When I moved to France, back in 2010, it just so happened that my friend Matt was going to be in Wales at the same time, and since Wales and France were a lot closer than we were in the US, we made a plan to meet up. At that point, I’d known Matt almost five years though we had never met in person. It’s been a long time since the internet was a place your parents warned you about, though that doesn’t always mean your parents were wrong. It just means to be careful. After five year, though, I was fairly sure Matt wasn’t a serial killer. So we made a plan to meet up in Paris because who doesn’t want to say they have a rendez-vous in Paris?
We also decided, as we came up with this plan mostly on a whim, that there should be a red dress. It would be a defining feature – the rose in the pocket, the plaid shirt, the green hoodie – that created recognition, helped me stand out. Of course, in France, wearing anything other than black will make you stand out, but red is such a strong color. It screams, “notice me!” Long story short, it took me nearly 3 months to find the *right Red Dress, and when we did meet up, it was December and snowing, so the dress was covered by a coat and boots and scarves. It’s the thought that counts, though. That Red Dress was a symbol, something to make me stand out, a character trait of the moment, if you will.
How does this relate to writing, you might ask? Well, your characters are special. They are bits of you that have found their way onto paper and you need to give them something special. It could be a red dress or a tattoo crawling over their entire back or even a mole on their cheek.

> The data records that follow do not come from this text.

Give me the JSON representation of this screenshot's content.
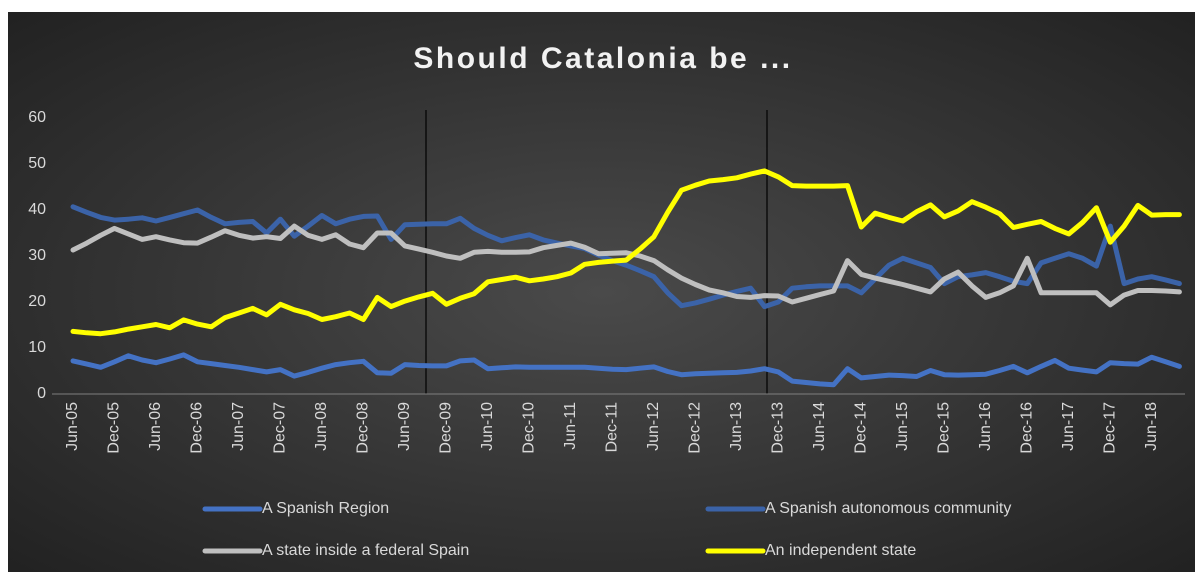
{
  "chart_data": {
    "type": "line",
    "title": "Should Catalonia be ...",
    "categories": [
      "Jun-05",
      null,
      null,
      "Dec-05",
      null,
      null,
      "Jun-06",
      null,
      null,
      "Dec-06",
      null,
      null,
      "Jun-07",
      null,
      null,
      "Dec-07",
      null,
      null,
      "Jun-08",
      null,
      null,
      "Dec-08",
      null,
      null,
      "Jun-09",
      null,
      null,
      "Dec-09",
      null,
      null,
      "Jun-10",
      null,
      null,
      "Dec-10",
      null,
      null,
      "Jun-11",
      null,
      null,
      "Dec-11",
      null,
      null,
      "Jun-12",
      null,
      null,
      "Dec-12",
      null,
      null,
      "Jun-13",
      null,
      null,
      "Dec-13",
      null,
      null,
      "Jun-14",
      null,
      null,
      "Dec-14",
      null,
      null,
      "Jun-15",
      null,
      null,
      "Dec-15",
      null,
      null,
      "Jun-16",
      null,
      null,
      "Dec-16",
      null,
      null,
      "Jun-17",
      null,
      null,
      "Dec-17",
      null,
      null,
      "Jun-18",
      null,
      null
    ],
    "series": [
      {
        "name": "A Spanish Region",
        "color": "#4472c4",
        "values": [
          7.2,
          6.5,
          5.8,
          7.0,
          8.3,
          7.4,
          6.8,
          7.6,
          8.5,
          7.0,
          6.6,
          6.2,
          5.8,
          5.3,
          4.8,
          5.3,
          3.9,
          4.7,
          5.6,
          6.4,
          6.8,
          7.1,
          4.6,
          4.5,
          6.4,
          6.2,
          6.1,
          6.1,
          7.2,
          7.4,
          5.5,
          5.7,
          5.9,
          5.8,
          5.8,
          5.8,
          5.8,
          5.8,
          5.6,
          5.4,
          5.3,
          5.6,
          5.9,
          4.9,
          4.2,
          4.4,
          4.5,
          4.6,
          4.7,
          5.0,
          5.5,
          4.8,
          2.8,
          2.5,
          2.2,
          2.0,
          5.5,
          3.5,
          3.8,
          4.1,
          4.0,
          3.8,
          5.1,
          4.2,
          4.1,
          4.2,
          4.3,
          5.1,
          6.0,
          4.6,
          6.0,
          7.3,
          5.6,
          5.2,
          4.8,
          6.8,
          6.6,
          6.5,
          8.0,
          7.0,
          6.0
        ]
      },
      {
        "name": "A Spanish autonomous community",
        "color": "#3b63a8",
        "values": [
          40.7,
          39.5,
          38.4,
          37.8,
          38.0,
          38.3,
          37.6,
          38.4,
          39.2,
          40.0,
          38.4,
          37.0,
          37.3,
          37.5,
          35.0,
          38.0,
          34.3,
          36.5,
          38.8,
          37.0,
          38.0,
          38.6,
          38.7,
          33.6,
          36.8,
          36.9,
          37.0,
          37.0,
          38.2,
          36.0,
          34.5,
          33.3,
          34.0,
          34.6,
          33.5,
          32.8,
          32.2,
          31.6,
          30.2,
          29.0,
          28.0,
          26.8,
          25.5,
          22.0,
          19.2,
          19.8,
          20.6,
          21.5,
          22.3,
          23.0,
          19.0,
          20.0,
          23.0,
          23.3,
          23.5,
          23.5,
          23.5,
          22.0,
          25.0,
          28.0,
          29.5,
          28.5,
          27.5,
          24.0,
          25.5,
          25.9,
          26.4,
          25.5,
          24.5,
          24.0,
          28.5,
          29.5,
          30.5,
          29.5,
          27.8,
          36.5,
          24.0,
          25.0,
          25.5,
          24.8,
          24.0
        ]
      },
      {
        "name": "A state inside a federal Spain",
        "color": "#bfbfbf",
        "values": [
          31.3,
          32.8,
          34.5,
          36.0,
          34.8,
          33.6,
          34.2,
          33.5,
          32.9,
          32.8,
          34.1,
          35.5,
          34.5,
          33.9,
          34.2,
          33.8,
          36.5,
          34.5,
          33.6,
          34.6,
          32.6,
          31.8,
          35.0,
          35.0,
          32.2,
          31.5,
          30.8,
          30.0,
          29.5,
          30.8,
          31.0,
          30.8,
          30.8,
          30.9,
          31.8,
          32.3,
          32.8,
          31.9,
          30.5,
          30.6,
          30.7,
          30.0,
          29.0,
          27.0,
          25.2,
          23.8,
          22.6,
          22.0,
          21.2,
          21.0,
          21.4,
          21.3,
          20.0,
          20.8,
          21.6,
          22.4,
          29.0,
          26.0,
          25.2,
          24.5,
          23.8,
          23.0,
          22.2,
          25.0,
          26.5,
          23.5,
          21.0,
          22.0,
          23.5,
          29.5,
          22.0,
          22.0,
          22.0,
          22.0,
          22.0,
          19.4,
          21.5,
          22.5,
          22.5,
          22.4,
          22.2
        ]
      },
      {
        "name": "An independent state",
        "color": "#ffff00",
        "values": [
          13.6,
          13.3,
          13.1,
          13.5,
          14.1,
          14.6,
          15.1,
          14.4,
          16.1,
          15.2,
          14.6,
          16.6,
          17.6,
          18.6,
          17.2,
          19.5,
          18.3,
          17.5,
          16.2,
          16.8,
          17.6,
          16.2,
          21.0,
          19.0,
          20.2,
          21.1,
          21.9,
          19.5,
          20.8,
          21.8,
          24.4,
          24.9,
          25.4,
          24.6,
          25.0,
          25.5,
          26.3,
          28.2,
          28.6,
          28.9,
          29.1,
          31.5,
          34.2,
          39.5,
          44.3,
          45.4,
          46.3,
          46.6,
          47.0,
          47.8,
          48.5,
          47.2,
          45.3,
          45.2,
          45.2,
          45.2,
          45.3,
          36.3,
          39.3,
          38.4,
          37.6,
          39.6,
          41.1,
          38.5,
          39.8,
          41.8,
          40.6,
          39.2,
          36.2,
          36.9,
          37.5,
          36.0,
          34.8,
          37.3,
          40.5,
          33.0,
          36.5,
          41.0,
          38.9,
          39.0,
          39.0
        ]
      }
    ],
    "ylim": [
      0,
      60
    ],
    "yticks": [
      0,
      10,
      20,
      30,
      40,
      50,
      60
    ],
    "grid": false,
    "legend": "bottom"
  }
}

It’s their signature, be it natural or aided by fashion or society. These days, it’s easy enough to find a hundred protagonists that are the same race, same gender, and come from the same background, however much it is tweaked. You have to make yours stand out from the crowd. It doesn’t have to be something crazy or out there. Your girl doesn’t need to have blue hair and be a super ninja. Your guy doesn’t need to speak in rhyming couplets. But there has to be something.
I read a book the other day where the protagonist had little to no personality and neither did the rest of the characters. Did I care about his motivation? Did I care about the plot? Not at all. The only thing special about the book was the universe it lived in. A special world does not make special characters. Give them motivation, give us a reason to care, and give us a reason to remember them.
Harry Potter had his scar and his glasses. Katniss has her bow. Augustus Waters had his cigarette. What will you give your characters?